BREAKING NEWS: WorldCom Upped as High as $12.2 Billion

The four-tranche deal to price Wednesday will be denominated in dollars, euros and sterling.
Ed ZwirnMay 8, 2001

In what may prove to be the largest sale of bonds ever by a U.S. firm, WorldCom has upped the ante on a global offering it plans on pricing May 9.

The deal, which had been originally forecast at $7 billion to $8 billion, is now expected to tip the scales at a whopping $12.2 billion, or more than 74 percent over the low range of the original estimate.

Traders close to the deal reportedly have received as much as $20 billion, or nearly twice the expanded size, in investor offers for the debt, which is rated A3 by Moody’s Investors Service and BBB+ by Standard & Poor’s.

In the meantime, the large demand for the debt has enabled the issuer to offer narrower spreads than those forecast one or two days ago.

In the U.S. dollar portion of the deal, the company will sell $1 billion to $2 billion of three-year notes at +215/+220 basis points over Treasurys (from +225/+230), $3 billion to $4 billion of 10-year notes at 245 to 250 basis points over (from +250/+255), and $3 billion to $4 billion of 30-year bonds at +265/+270 (from +270/+275 bp).

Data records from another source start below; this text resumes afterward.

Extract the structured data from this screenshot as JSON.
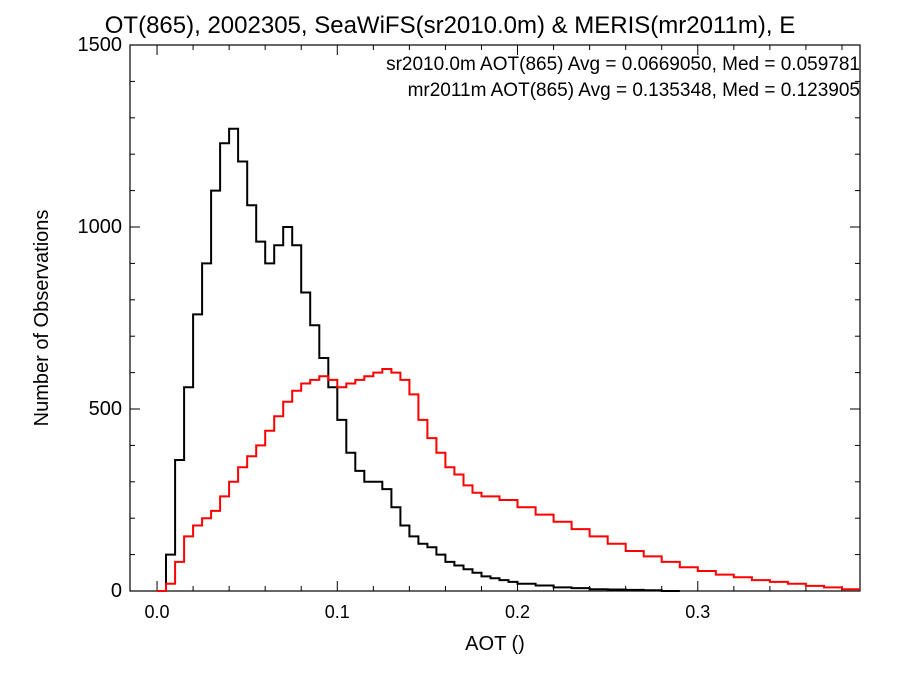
{
  "chart_data": {
    "type": "line",
    "title": "OT(865), 2002305, SeaWiFS(sr2010.0m) & MERIS(mr2011m), E",
    "xlabel": "AOT ()",
    "ylabel": "Number of Observations",
    "xlim": [
      -0.015,
      0.39
    ],
    "ylim": [
      0,
      1500
    ],
    "xticks": [
      {
        "value": 0.0,
        "label": "0.0"
      },
      {
        "value": 0.1,
        "label": "0.1"
      },
      {
        "value": 0.2,
        "label": "0.2"
      },
      {
        "value": 0.3,
        "label": "0.3"
      }
    ],
    "yticks": [
      {
        "value": 0,
        "label": "0"
      },
      {
        "value": 500,
        "label": "500"
      },
      {
        "value": 1000,
        "label": "1000"
      },
      {
        "value": 1500,
        "label": "1500"
      }
    ],
    "legend_position": "top-right",
    "series": [
      {
        "name": "sr2010.0m AOT(865) Avg = 0.0669050, Med = 0.059781",
        "color": "#000000",
        "step": "histogram",
        "x": [
          0.0,
          0.005,
          0.01,
          0.015,
          0.02,
          0.025,
          0.03,
          0.035,
          0.04,
          0.045,
          0.05,
          0.055,
          0.06,
          0.065,
          0.07,
          0.075,
          0.08,
          0.085,
          0.09,
          0.095,
          0.1,
          0.105,
          0.11,
          0.115,
          0.12,
          0.125,
          0.13,
          0.135,
          0.14,
          0.145,
          0.15,
          0.155,
          0.16,
          0.165,
          0.17,
          0.175,
          0.18,
          0.185,
          0.19,
          0.195,
          0.2,
          0.21,
          0.22,
          0.23,
          0.24,
          0.25,
          0.26,
          0.27,
          0.28
        ],
        "values": [
          0,
          100,
          360,
          560,
          760,
          900,
          1100,
          1230,
          1270,
          1180,
          1060,
          960,
          900,
          950,
          1000,
          950,
          820,
          730,
          640,
          560,
          470,
          380,
          330,
          300,
          300,
          280,
          230,
          180,
          150,
          130,
          120,
          100,
          80,
          70,
          60,
          50,
          40,
          35,
          30,
          25,
          20,
          15,
          10,
          8,
          5,
          4,
          3,
          2,
          0
        ]
      },
      {
        "name": "mr2011m AOT(865) Avg = 0.135348, Med = 0.123905",
        "color": "#ff0000",
        "step": "histogram",
        "x": [
          0.0,
          0.005,
          0.01,
          0.015,
          0.02,
          0.025,
          0.03,
          0.035,
          0.04,
          0.045,
          0.05,
          0.055,
          0.06,
          0.065,
          0.07,
          0.075,
          0.08,
          0.085,
          0.09,
          0.095,
          0.1,
          0.105,
          0.11,
          0.115,
          0.12,
          0.125,
          0.13,
          0.135,
          0.14,
          0.145,
          0.15,
          0.155,
          0.16,
          0.165,
          0.17,
          0.175,
          0.18,
          0.19,
          0.2,
          0.21,
          0.22,
          0.23,
          0.24,
          0.25,
          0.26,
          0.27,
          0.28,
          0.29,
          0.3,
          0.31,
          0.32,
          0.33,
          0.34,
          0.35,
          0.36,
          0.37,
          0.38
        ],
        "values": [
          0,
          20,
          80,
          150,
          180,
          200,
          220,
          260,
          300,
          340,
          370,
          400,
          440,
          480,
          520,
          550,
          570,
          580,
          590,
          580,
          560,
          570,
          580,
          590,
          600,
          610,
          600,
          580,
          540,
          470,
          420,
          380,
          340,
          320,
          290,
          270,
          260,
          250,
          230,
          210,
          190,
          170,
          150,
          130,
          110,
          95,
          80,
          65,
          55,
          45,
          38,
          30,
          25,
          20,
          14,
          10,
          5
        ]
      }
    ]
  }
}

At current rates, this would put the yield on the 10-year segment, for example, at 7.66 percent to 7.71 percent.

Despite this, market sources still say that the deal is being priced to sell quickly

By way of comparison, a 10-year issue priced in January by Baa1/BBB+ – rated Sprint Capital Corp. to give 261 basis points over Treasurys, some 10-15 basis points wider than the 10-year segment of the WorldCom offering.

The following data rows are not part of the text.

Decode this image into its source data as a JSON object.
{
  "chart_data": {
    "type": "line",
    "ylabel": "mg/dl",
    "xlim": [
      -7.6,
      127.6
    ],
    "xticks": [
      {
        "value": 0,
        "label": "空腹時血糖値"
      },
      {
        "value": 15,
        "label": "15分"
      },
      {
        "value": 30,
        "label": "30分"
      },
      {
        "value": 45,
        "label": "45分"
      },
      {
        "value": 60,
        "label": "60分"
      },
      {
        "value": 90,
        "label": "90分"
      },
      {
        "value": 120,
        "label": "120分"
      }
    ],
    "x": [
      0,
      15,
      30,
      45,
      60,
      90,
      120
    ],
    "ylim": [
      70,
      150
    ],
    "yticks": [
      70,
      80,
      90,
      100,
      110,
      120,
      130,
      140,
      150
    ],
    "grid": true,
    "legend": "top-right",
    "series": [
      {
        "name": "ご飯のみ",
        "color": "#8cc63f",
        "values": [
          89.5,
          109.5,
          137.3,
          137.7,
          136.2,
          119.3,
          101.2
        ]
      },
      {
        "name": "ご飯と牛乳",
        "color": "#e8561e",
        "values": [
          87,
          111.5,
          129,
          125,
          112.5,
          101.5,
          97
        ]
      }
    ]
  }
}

The Sprint issue was most recently indicated at 223 basis points over Treasurys, or about 7.44 percent, making them about 25 basis points lower yielding, and therefore more expensive for investors to purchase, than the WorldCom bonds.

“This is creating a feeding frenzy for the paper,” said one market source.

Reports indicate that the Clinton, Miss.-based firm will be using the money to refinance $3.1 billion of debt coming due in November, pay down as much as $6 billion of commercial paper, as well as for possible expansion or acquisitions.

The deal is being led by J.P. Morgan Chase and Salomon Smith Barney.

The last major bond offering to come out of the telecommunications sector was France Telecom, which in March sold $16.4 billion in several currencies, breaking the record for the largest international sale.